Healthcare,  Journalism,  News,  Politics

Yes Mr Hunt, this is unacceptable

One of the few positives to note about Jeremy Hunt’s perennial tenure at the Department of Health, is that he’s actually been there long enough to witness his own policies, and rhetoric, unravel.

Take the decision last year to scrap bursaries for student nurses. At the time it was obvious to seemingly everyone outside of the Cabinet that encumbering future nursing students with huge private debts would harm applications and jeopardise recruitment, not free up 10,000 new places as was spun at the time. Now the figures are bearing those warnings out – applications for nursing and midwifery training places for September are down 23% year on year. Of course, it wasn’t entirely down to Hunt – if anyone could pluck David Cameron out of the cosy lifestyle in which he’s now ensconced, we could ask him too.

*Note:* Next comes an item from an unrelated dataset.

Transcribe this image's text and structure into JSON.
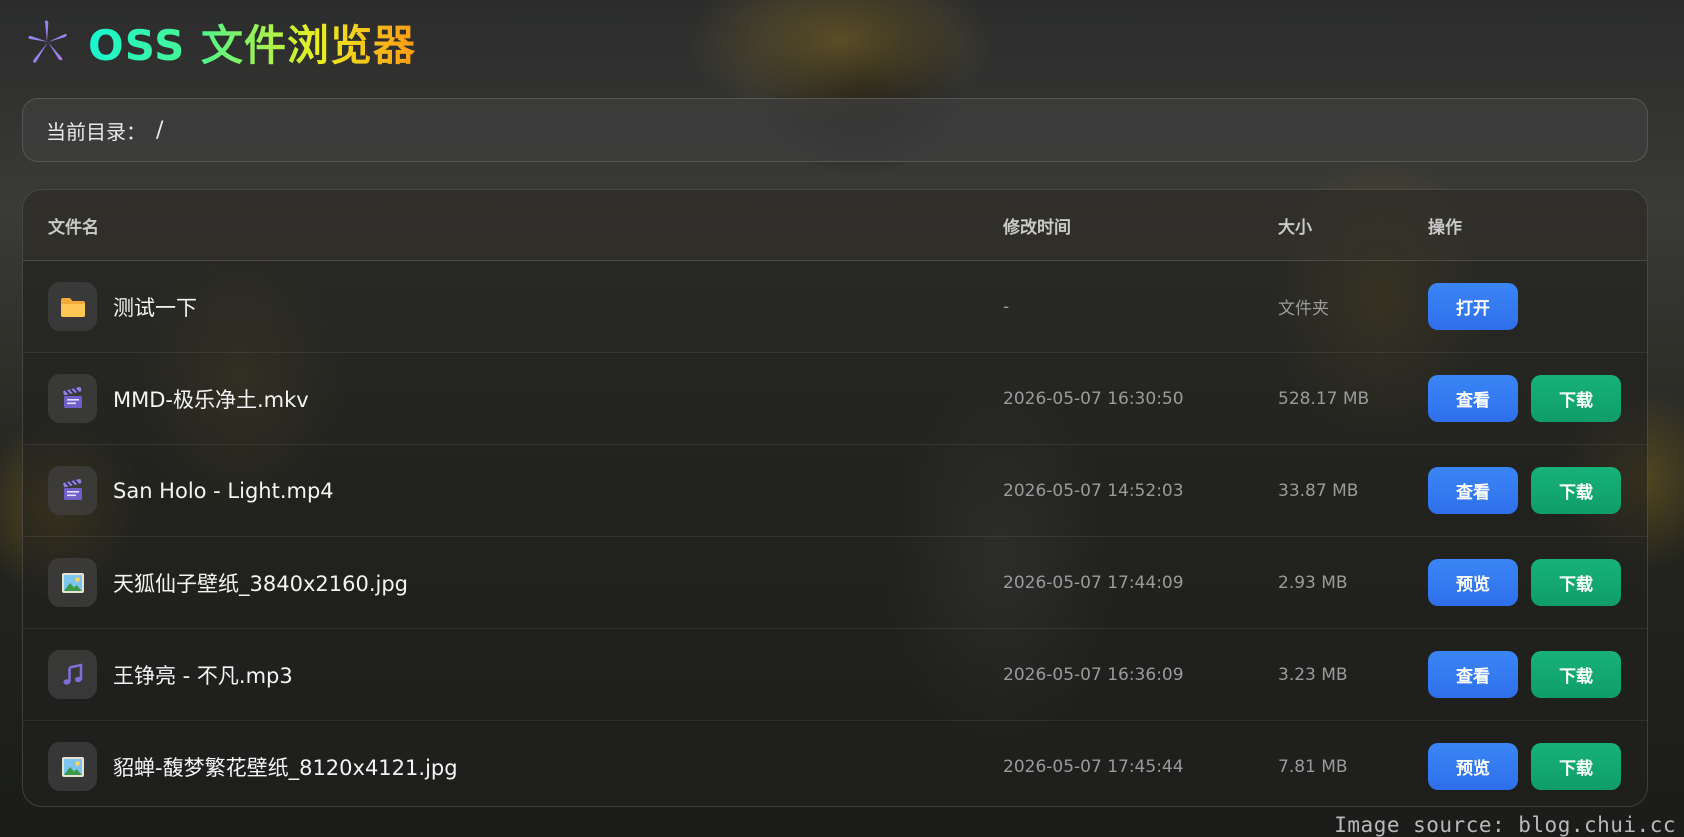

Then there’s A&E. Countless warnings over the years have been largely dismissed with casuistry and creative number-play. It takes a leak to the BBC to reveal that January’s A&E figures are likely to be the worst ever, with emergency departments falling dramatically short of their targets throughout England. Take your pick from the horror stories: the 500,000 hours spent by paramedics waiting to get into A&E; 12-hour waits for beds; photos of chaotic corridors reminiscent of, well, the last time the Conservatives were in power. In short: with each year that passes with Jeremy Hunt in charge of the NHS, A&E departments in England get steadily worse.

With each year that passes with Jeremy Hunt in charge of the NHS, the proportion of doctors staying on after their first two years of training declines. Figures released by the Foundation Programme – the two-year bridge between medical school and a specialty or general practice training – reveal that the proportion of doctors passing straight from the programme into their specialty has fallen every single year since 2010 – from 83.1% then to 50.4% last year. Fearful news for the future prospects of a profession already battling low morale and poor retention.

Then there’s the question of financing. There’s the report by the National Audit Office last November, which described the NHS’s money problems as “endemic” in the system, revealing two thirds of English trusts to be in deficit and total debts tripling in just a year. At the time the commons public accounts committee chair, Meg Hillier, described the government’s plan to turn it around as “pie in the sky”. Or the latest Quarterly Monitoring Report by the King’s Fund, also in November, which revealed a 29% yearly increase in the number of bed days lost due to problems with discharges, and the worst ambulance performance figures on record in September.

Speaking on the Today programme on Friday morning, Mr Hunt said that he finds all of this “incredibly frustrating”. “I’m doing this job because I want NHS care to be the safest and best in the world,” he told Hugh Pym.

Perhaps then he should listen to the advice of patient safety specialist QC Sir Robert Francis, who speaking to Health Service Journal this week warned that the NHS is facing an “existential crisis”, and that unless something is done to take the pressure off hospitals, another Mid-Staffordshire hospital scandal is “inevitable”. Or he could take the advice of thousands of campaigners and health economist who warn that the planned closure of up to one in six A&E departments on financial grounds might not be the best idea right now.

How much longer Mr Hunt will last at the DoH depends rather on how much more of his own bad news he’s willing to listen to. Warning after warning, that cutbacks are making the health service not more efficient, but dangerously less so have been largely ignored. Instead we are told by Mr Hunt we should be “learning from the A&E departments that have been coping well”. With health spending per head falling in the long term and swathes of emergency departments at risk of closure, these may be difficult to find before long.